Les législatives 2024 ont fait une première victime dans l’Enseignement : le proviseur du lycée d’Alokoègbe, un collège-lycée du Zio, est démis de ses fonctions pour avoir parlé du délitement de son établissement, malgré l’autorisation tacite de sa hiérarchie.
«Il est mis fin aux fonctions de proviseur de Monsieur Agbenane Kokou Séka, professeur d’Enseignement général, classe exceptionnelle, 4ème échelon, en service au Lycée d’Alokoégbè (DRE-M)», indique le ministre Dodzi Kokoroko dans un arrêté en date du 3 mai. M. Agbenane Kokou Séka, qui enseigne depuis 18 ans, garde néanmoins sa fonction de simple enseignant.
Un reportage de la chaîne de télé française TV5 Afrique est la cause de cette dégradation administrative du proviseur. Dans ce document de 1min 17, le professeur évoque la situation infrastructurelle catastrophique de son établissement. Ce collège construit par les populations d’Alokoégbé est en délabrement, certains murs menacent de tomber. Malgré les appels incessants de l’école à la tutelle publique, la situation demeure étale. Ni la Direction régionale de l’enseignement, ni l’inspection ne se sont préoccupées du sort du collège.
Dans le reportage diffusé à la veille du scrutin du 29 avril, le proviseur s’inquiète aussi de l’emprise de la politique politicienne sur l’évolution de l’école. Le collège-lycée passera, cette année, sous la tutelle de la région, dans le cadre de la décentralisation et l’élection des conseillers régionaux . Le directeur espérait donc que les élus feraient moins de politique et seraient beaucoup plus proches des préoccupations locales.

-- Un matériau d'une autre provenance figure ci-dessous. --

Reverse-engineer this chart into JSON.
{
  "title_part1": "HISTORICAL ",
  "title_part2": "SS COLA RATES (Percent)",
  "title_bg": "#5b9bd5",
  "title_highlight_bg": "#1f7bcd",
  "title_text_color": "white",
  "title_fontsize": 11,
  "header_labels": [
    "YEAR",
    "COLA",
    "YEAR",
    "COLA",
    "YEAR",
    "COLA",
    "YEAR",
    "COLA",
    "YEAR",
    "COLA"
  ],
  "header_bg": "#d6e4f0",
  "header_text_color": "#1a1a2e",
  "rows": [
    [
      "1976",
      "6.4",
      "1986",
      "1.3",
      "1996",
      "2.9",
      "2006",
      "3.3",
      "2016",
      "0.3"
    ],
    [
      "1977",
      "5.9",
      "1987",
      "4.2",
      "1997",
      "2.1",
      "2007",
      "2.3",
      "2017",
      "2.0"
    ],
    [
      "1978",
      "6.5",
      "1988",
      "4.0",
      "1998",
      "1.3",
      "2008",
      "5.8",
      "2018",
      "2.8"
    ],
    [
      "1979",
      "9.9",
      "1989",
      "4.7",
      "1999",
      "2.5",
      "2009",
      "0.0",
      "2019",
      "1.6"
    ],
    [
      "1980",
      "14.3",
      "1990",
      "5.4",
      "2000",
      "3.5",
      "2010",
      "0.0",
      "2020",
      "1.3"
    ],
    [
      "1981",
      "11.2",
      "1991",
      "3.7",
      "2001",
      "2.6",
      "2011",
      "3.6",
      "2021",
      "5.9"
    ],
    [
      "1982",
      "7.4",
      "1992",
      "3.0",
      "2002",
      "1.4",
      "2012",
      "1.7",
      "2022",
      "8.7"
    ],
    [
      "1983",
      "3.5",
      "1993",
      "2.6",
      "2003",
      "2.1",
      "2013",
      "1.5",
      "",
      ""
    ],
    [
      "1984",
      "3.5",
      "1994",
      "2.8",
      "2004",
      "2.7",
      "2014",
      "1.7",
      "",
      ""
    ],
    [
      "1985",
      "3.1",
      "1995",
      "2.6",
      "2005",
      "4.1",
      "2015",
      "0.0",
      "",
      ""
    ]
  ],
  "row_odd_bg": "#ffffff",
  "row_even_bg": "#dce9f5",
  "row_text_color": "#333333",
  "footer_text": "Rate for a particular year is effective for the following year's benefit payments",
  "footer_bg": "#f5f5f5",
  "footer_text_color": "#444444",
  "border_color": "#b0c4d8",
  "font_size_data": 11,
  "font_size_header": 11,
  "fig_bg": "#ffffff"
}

Controverses autour du reportage
En somme, un reportage anodin, des propos crus sur la réalité locale mais pas vraiment outrageants pour l’image du Togo. Difficile de comprendre donc la sévère sanction du ministre… Peut-être reproche-t-il à l’enseignant de s’être adressé à un média étranger sans autorisation de la hiérarchie ? Généralement, les chefs d’établissement parlent sous anonymat s’ils veulent éviter la procédure- au vrai, la censure-, qui consiste à demander au journaliste d’adresser une demande d’autorisation au ministre des Enseignements ou à la DRE.
Des sources proches de TV5, le proviseur Agbenane Kokou Seka a bien reçu l’autorisation de sa hiérarchie pour ce reportage. Peut-être que la hiérachie ne s’attendait pas à des termes si peu diplomatiques. Le proviseur est connu pour ne pas faire usage de la langue de bois et d’être un peu trop direct, confie au Temps-Togo, un de ces proches.
Cependant, le ministre Dodzi Kokoroko, suspendu pendant trois ans par le Cames pour fraudes, et connu pour sa gestion autoritariste de l’Université de Lomé, essaie de couvrir ses propres arrières. Sa gestion de l’école depuis son arrivée au ministère n’est guère reluisante. Il y a certes des mesurettes portant sur les congés, la semaine culturelle, et le programme scolaire, mais pas la grande réforme attendue à la fois sur le plan infrastructurel, le personnel enseignant, et surtout le programme scolaire qui n’a pas été revu depuis 1975.
L’année dernière, la mort d’un enfant suite à l’effondrement du mur d’une école publique bâtie sur fonds propres des villageois, a suscité l’indignation sur les réseaux sociaux en début d’année scolaire. Généralement, les écoles togolaises croupissent dans un état lamentable, surtout celles de l’intérieur du pays et de la région des savanes.
Depuis son arrivée au ministère, Kokoroko qui avait fait déjà des coupes sombres dans le budget du ministère, subit des critiques de la part du corps enseignant qui lui reproche sa gestion autoritaire, le casse des grèves, et le limogeage d’enseignants grévistes.
La situation catastrophique des infrastructures scolaires est de notoriété publique. Cela mériterait-il qu’on sanctionne avec une telle dureté un enseignant pour avoir dit un secret de polichinelle?